Lender Automation and Racial Disparities in Credit Access
Journal of Finance, 2024
Howell, Sabrina T.; Kuchler, Theresa; Snitkof, David; Stroebel, Johannes; Wong, Jun
Process automation reduces racial disparities in credit access by enabling smaller loans, broadening banks' geographic reach, and removing human biases from decision making. We document these findings in the context of the Paycheck Protection Program (PPP), where private lenders faced no credit risk but decided which firms to serve. Black-owned firms obtained PPP loans primarily from automated fintech lenders, especially in areas with high racial animus. After traditional banks automated their loan processing procedures, their PPP lending to Black-owned firms increased. Our findings cannot be fully explained by racial differences in loan application behaviors, preexisting banking relationships, firm performance, or fraud rates.
Charting by Machines
Journal of Financial Economics, 2024
Murray, Scott; Xia, Yusen; Xiao, Houping
We test the efficient market hypothesis by using machine learning to forecast stock returns from historical performance. These forecasts strongly predict the cross-section of future stock returns. The predictive power holds in most subperiods and is strong among the largest 500 stocks. The forecasting function has important nonlinearities and interactions, is remarkably stable through time, and captures effects distinct from momentum, reversal, and extant technical signals. These findings question the efficient market hypothesis and indicate that technical analysis and charting have merit. We also demonstrate that machine learning models that perform well in optimization continue to perform well out-of-sample.
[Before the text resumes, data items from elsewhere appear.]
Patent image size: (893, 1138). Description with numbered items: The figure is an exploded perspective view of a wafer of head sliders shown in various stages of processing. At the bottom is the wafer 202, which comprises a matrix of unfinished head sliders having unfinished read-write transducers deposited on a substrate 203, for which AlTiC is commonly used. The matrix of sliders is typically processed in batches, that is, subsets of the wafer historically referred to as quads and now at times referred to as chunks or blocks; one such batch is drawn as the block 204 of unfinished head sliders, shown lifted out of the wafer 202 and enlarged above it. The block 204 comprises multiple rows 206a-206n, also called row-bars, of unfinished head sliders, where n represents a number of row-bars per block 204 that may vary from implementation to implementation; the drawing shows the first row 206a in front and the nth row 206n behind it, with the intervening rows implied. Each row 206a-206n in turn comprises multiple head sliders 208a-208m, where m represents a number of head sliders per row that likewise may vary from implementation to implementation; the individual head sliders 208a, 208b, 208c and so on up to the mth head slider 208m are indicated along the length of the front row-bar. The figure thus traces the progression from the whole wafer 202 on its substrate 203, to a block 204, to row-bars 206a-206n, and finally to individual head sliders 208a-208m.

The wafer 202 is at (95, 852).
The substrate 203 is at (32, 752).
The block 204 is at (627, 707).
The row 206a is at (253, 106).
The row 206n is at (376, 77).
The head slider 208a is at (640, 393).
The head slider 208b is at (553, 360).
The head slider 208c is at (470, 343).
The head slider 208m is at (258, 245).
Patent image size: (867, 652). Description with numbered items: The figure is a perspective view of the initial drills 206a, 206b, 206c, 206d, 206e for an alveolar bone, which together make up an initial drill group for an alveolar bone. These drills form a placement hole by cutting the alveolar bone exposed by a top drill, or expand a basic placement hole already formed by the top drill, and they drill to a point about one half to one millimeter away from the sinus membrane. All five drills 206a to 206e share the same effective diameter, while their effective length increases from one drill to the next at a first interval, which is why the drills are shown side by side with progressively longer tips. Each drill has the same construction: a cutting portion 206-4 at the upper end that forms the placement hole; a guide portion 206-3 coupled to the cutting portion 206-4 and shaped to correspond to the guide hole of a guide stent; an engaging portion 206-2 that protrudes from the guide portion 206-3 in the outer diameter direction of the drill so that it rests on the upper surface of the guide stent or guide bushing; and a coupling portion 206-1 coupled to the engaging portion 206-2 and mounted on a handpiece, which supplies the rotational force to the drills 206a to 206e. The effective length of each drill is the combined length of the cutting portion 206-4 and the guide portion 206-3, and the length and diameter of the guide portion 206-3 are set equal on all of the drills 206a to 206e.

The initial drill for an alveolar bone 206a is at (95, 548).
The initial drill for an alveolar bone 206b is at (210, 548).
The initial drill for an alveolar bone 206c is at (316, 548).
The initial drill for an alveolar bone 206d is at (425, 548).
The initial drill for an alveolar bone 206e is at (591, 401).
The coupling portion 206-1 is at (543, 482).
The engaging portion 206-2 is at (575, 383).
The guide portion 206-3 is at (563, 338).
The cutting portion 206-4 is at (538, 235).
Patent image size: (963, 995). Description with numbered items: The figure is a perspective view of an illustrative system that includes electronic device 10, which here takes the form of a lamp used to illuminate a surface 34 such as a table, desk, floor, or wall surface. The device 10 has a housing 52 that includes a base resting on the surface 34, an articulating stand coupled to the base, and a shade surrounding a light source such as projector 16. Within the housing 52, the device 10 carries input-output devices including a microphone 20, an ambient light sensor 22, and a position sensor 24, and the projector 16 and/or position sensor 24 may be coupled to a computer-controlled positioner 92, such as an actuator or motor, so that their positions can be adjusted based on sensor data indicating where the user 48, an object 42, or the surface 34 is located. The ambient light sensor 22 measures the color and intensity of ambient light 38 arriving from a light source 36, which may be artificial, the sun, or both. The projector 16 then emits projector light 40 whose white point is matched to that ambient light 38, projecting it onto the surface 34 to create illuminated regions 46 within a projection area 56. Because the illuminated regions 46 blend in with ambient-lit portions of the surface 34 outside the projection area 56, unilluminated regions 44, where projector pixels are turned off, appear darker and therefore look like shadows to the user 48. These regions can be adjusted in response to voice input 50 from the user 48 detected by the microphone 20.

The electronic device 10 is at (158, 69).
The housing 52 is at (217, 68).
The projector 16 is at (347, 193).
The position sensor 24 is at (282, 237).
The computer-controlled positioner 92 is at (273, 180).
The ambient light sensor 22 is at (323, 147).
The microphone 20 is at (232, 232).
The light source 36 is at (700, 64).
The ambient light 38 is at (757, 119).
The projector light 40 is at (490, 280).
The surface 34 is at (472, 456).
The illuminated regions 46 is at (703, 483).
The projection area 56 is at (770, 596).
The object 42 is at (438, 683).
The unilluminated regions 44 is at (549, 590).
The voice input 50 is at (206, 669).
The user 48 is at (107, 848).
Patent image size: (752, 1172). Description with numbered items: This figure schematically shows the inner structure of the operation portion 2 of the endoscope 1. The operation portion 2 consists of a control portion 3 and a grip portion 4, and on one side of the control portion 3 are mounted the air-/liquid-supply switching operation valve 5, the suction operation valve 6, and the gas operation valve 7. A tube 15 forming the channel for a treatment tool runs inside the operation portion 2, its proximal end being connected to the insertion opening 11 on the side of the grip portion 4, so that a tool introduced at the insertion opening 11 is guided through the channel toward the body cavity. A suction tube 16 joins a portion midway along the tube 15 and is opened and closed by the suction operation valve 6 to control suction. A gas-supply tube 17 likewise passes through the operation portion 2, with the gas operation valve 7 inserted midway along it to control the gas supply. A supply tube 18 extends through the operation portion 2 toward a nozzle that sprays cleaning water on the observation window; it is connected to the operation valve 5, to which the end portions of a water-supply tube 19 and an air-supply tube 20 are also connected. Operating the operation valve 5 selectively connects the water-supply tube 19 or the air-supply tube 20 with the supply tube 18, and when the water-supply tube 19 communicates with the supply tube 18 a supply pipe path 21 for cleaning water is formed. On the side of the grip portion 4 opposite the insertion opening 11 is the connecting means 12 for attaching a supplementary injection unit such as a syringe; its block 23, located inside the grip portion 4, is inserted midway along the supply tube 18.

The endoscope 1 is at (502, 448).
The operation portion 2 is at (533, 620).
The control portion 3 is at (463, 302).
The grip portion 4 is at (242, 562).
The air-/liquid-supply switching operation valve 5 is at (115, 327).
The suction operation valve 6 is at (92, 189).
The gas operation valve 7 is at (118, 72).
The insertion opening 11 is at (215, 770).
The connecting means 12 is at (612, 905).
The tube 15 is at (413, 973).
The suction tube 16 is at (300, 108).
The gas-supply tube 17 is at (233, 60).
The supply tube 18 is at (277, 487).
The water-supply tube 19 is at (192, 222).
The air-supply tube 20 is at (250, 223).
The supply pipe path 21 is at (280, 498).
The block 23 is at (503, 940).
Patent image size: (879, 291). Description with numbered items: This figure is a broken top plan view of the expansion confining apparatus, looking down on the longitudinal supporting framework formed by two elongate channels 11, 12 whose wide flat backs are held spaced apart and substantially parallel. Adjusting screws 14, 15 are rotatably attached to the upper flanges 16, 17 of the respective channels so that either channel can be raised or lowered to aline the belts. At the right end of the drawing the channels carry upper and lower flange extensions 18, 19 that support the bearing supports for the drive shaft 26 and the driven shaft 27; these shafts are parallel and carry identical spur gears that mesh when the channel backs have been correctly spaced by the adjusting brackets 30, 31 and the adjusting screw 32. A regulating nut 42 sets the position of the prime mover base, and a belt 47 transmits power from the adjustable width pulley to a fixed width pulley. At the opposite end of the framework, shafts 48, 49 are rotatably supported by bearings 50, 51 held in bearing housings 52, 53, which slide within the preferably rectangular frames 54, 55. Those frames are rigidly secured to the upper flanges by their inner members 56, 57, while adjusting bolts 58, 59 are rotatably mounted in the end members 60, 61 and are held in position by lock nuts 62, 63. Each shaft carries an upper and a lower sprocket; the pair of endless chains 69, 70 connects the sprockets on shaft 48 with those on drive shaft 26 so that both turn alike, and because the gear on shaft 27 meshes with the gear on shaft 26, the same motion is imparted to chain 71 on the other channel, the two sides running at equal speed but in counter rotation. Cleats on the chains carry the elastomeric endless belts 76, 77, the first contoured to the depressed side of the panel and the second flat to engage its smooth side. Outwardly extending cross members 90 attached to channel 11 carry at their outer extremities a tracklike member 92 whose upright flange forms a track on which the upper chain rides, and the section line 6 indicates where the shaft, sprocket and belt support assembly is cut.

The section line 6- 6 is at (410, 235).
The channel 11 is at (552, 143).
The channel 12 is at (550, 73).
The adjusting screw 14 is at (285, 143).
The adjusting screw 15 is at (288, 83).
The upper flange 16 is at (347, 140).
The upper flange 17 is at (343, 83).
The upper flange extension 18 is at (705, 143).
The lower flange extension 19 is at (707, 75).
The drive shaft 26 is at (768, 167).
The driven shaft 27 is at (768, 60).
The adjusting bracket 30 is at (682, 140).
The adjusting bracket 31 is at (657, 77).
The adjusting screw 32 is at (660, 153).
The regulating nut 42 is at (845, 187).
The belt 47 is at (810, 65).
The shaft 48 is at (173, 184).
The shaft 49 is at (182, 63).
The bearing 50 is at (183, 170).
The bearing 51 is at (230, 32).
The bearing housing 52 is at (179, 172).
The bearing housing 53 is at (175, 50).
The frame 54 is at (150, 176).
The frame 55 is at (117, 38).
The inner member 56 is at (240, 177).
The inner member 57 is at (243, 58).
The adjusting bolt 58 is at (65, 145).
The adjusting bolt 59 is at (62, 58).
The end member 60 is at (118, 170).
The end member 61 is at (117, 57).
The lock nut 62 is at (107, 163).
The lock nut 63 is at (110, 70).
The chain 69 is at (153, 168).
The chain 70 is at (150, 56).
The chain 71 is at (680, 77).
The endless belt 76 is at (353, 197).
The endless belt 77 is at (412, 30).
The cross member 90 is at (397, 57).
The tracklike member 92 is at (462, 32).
Machine Learning as a Tool for Hypothesis Generation
Quarterly Journal of Economics, 2024
Ludwig, Jens; Mullainathan, Sendhil
While hypothesis testing is a highly formalized activity, hypothesis generation remains largely informal. We propose a systematic procedure to generate novel hypotheses about human behavior, which uses the capacity of machine learning algorithms to notice patterns people might not. We illustrate the procedure with a concrete application: judge decisions about whom to jail. We begin with a striking fact: the defendant's face alone matters greatly for the judge's jailing decision. In fact, an algorithm given only the pixels in the defendant's mug shot accounts for up to half of the predictable variation. We develop a procedure that allows human subjects to interact with this black-box algorithm to produce hypotheses about what in the face influences judge decisions. The procedure generates hypotheses that are both interpretable and novel: they are not explained by demographics (e.g., race) or existing psychology research, nor are they already known (even if tacitly) to people or experts. Though these results are specific, our procedure is general. It provides a way to produce novel, interpretable hypotheses from any high-dimensional data set (e.g., cell phones, satellites, online behavior, news headlines, corporate filings, and high-frequency time series). A central tenet of our article is that hypothesis generation is a valuable activity, and we hope this encourages future work in this largely "prescientific" stage of science.